Project 08: HGNN-ClothDyn Demo: A Learned Cloth Surrogate in Taichi

Project code: projects/08-hgnn-clothdyn__project-space

This project is best understood as a three-step pipeline:

Without my model: a mass-spring cloth simulator produces the baseline rollout on a fixed 40x40 mesh.
With my model: an HGNN checkpoint predicts the same cloth dynamics on that exact topology.
Final Taichi demo: the rollout is carried into a polished GGUI presentation, while still preserving a raw research view of the real simulation mesh.

The important point is not just that the final render looks smoother. The important point is that a compact learned checkpoint can stand in for a more expensive physical process strongly enough to survive validation, side-by-side playback, and a real geometry-based presentation layer.

Without My Model vs With My Model

The comparison that matters here is not "rough render vs polished render." It is "physics baseline vs learned surrogate."

Both sequences use the same fixed cloth topology:

1600 vertices on a 40x40 grid
fixed top corners
identical face connectivity for the baseline and learned playback

Without My Model
Mass-spring baseline sequence exported directly from the reference physics path.

With My Model
HGNN rollout generated from the retrained checkpoint on the same mesh and time window.

The left side is the target physical process. The right side is the learned surrogate. What matters is that the HGNN is preserving enough sag, bend, and short-horizon motion to stay legible as cloth instead of collapsing into plausible-looking noise.

What Changed To Make The Demo Smoother

The original demo worked, but it exposed the weakest part of the stack too literally: a coarse 20x20 cloth rendered almost directly as triangles.

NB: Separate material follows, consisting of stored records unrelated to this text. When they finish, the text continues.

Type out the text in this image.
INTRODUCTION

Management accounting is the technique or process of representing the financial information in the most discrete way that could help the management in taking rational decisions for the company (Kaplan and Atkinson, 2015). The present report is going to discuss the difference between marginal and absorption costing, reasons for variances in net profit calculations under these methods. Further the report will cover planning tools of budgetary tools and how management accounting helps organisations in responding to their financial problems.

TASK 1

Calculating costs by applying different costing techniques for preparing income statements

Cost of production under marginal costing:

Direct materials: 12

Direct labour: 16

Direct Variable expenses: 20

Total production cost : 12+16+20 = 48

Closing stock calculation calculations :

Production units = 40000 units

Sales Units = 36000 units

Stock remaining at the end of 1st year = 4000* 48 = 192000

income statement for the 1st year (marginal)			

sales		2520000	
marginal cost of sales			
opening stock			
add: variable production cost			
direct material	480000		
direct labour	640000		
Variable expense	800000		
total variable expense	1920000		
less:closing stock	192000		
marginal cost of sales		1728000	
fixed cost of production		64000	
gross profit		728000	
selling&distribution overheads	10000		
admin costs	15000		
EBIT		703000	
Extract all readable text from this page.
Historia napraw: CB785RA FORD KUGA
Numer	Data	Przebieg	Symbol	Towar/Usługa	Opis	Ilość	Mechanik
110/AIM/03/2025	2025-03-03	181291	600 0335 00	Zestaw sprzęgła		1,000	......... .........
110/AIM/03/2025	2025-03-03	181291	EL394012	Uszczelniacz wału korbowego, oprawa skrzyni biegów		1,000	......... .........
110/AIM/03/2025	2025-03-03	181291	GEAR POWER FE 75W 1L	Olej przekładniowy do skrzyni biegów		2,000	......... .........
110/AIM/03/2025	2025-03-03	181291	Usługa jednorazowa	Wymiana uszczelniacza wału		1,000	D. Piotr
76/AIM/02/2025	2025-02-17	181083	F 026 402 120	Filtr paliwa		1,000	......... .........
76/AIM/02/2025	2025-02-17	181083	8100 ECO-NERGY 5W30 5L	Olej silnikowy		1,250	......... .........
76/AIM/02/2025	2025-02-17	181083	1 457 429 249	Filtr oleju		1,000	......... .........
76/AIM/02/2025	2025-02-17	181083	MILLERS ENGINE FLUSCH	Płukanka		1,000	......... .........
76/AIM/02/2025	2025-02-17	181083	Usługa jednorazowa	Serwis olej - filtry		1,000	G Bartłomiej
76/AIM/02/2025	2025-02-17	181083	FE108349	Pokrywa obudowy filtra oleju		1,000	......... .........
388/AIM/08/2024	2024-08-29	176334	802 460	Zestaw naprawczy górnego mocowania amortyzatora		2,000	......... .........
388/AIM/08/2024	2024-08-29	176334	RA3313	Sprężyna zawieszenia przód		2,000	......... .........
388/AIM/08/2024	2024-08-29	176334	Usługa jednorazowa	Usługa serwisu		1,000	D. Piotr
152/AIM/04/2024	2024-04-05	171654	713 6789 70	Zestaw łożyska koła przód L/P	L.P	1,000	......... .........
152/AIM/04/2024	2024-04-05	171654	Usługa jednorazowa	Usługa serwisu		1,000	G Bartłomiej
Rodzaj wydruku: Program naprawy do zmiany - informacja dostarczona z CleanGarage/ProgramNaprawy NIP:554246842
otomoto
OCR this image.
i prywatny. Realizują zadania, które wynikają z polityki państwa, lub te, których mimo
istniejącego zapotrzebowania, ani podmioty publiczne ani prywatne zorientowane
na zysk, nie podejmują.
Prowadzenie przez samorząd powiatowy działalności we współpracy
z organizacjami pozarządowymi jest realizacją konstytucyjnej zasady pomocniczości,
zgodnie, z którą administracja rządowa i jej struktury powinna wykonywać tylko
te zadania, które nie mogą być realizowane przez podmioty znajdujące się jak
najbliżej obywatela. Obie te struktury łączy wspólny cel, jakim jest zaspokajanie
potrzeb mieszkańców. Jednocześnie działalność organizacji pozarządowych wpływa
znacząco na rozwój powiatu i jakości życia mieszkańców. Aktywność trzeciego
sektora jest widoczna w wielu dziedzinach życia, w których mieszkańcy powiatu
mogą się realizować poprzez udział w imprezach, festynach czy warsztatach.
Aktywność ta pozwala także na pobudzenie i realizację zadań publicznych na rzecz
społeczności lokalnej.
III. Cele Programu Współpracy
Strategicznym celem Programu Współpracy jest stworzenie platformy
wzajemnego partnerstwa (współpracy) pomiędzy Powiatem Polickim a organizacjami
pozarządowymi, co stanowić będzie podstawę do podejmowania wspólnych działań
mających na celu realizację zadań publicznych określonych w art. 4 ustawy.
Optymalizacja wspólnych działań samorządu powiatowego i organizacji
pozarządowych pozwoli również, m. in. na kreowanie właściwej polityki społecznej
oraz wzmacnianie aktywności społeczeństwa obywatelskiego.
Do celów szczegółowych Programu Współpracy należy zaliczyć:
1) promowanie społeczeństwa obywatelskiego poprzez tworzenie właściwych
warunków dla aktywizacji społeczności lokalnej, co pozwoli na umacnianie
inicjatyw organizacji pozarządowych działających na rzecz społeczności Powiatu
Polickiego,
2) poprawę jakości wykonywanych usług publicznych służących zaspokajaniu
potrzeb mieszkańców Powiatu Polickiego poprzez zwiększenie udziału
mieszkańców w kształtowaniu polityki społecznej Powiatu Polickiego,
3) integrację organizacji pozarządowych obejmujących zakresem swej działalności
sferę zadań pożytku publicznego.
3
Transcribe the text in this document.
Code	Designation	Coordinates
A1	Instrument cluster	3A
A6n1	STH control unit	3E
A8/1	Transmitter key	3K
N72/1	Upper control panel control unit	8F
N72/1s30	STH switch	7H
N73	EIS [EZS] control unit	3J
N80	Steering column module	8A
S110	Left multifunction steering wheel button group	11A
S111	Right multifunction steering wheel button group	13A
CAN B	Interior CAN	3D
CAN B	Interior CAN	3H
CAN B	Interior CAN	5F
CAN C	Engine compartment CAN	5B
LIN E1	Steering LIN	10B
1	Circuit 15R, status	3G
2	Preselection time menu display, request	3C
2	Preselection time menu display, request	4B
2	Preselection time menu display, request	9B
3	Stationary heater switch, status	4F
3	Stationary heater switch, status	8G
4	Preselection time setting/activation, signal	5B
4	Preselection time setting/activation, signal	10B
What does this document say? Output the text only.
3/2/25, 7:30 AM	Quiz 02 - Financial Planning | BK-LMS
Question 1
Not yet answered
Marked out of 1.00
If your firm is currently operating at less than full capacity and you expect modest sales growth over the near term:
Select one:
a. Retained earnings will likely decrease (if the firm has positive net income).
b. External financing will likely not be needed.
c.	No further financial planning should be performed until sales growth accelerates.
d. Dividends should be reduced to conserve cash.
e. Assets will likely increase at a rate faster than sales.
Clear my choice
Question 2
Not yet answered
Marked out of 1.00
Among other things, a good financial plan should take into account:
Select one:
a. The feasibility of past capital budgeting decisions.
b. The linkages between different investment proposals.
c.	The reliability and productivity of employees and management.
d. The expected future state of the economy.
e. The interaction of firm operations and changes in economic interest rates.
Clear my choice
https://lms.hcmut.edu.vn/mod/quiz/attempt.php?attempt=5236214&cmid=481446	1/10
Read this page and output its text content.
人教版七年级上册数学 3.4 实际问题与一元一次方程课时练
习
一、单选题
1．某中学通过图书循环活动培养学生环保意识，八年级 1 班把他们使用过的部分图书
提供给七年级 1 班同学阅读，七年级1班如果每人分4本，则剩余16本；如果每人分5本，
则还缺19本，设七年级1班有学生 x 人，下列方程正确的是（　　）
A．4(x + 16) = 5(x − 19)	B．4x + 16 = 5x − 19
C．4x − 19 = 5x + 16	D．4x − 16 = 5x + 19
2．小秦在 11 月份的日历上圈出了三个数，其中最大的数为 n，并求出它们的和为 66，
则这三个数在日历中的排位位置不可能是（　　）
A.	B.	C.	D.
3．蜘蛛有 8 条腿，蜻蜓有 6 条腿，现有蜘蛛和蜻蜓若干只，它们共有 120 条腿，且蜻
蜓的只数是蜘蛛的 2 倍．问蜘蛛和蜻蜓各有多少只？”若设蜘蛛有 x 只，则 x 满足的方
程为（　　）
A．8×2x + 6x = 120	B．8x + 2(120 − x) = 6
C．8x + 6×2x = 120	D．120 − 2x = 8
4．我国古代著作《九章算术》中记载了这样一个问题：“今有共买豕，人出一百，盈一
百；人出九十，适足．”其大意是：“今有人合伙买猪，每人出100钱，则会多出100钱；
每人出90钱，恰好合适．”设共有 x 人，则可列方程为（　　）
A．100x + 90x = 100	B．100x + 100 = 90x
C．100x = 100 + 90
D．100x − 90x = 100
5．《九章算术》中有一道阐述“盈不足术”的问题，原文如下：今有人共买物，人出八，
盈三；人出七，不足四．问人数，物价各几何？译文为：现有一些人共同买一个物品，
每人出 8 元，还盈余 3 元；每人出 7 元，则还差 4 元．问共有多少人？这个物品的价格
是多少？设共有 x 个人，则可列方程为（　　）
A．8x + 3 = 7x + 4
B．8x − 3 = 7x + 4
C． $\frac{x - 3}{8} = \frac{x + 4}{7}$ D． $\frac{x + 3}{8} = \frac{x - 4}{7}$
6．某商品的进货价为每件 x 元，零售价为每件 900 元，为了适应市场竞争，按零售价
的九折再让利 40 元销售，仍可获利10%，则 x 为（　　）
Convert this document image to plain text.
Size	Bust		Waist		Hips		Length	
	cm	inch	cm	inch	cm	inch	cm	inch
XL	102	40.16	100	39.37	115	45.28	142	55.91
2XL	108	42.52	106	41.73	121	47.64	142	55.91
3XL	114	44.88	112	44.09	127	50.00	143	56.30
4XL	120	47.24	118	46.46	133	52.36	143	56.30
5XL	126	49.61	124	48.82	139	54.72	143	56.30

The smoother result here comes from two honest changes:

Denser surrogate data: the cloth baseline and retraining path were regenerated on a 40x40 mesh while preserving roughly the original cloth size and total mass.
Separated raw vs polished rendering: research still shows the actual simulation mesh, while pitch and dramatic use a denser Catmull-Rom display surface driven by the same rollout for presentation only.

That is the right split for this project. The simulation got denser for real, and the final presentation layer got smoother without pretending the model is simulating an even higher-resolution cloth than it actually is.

What The Numbers Actually Say

This project is now strongest when framed as a short-to-mid horizon surrogate.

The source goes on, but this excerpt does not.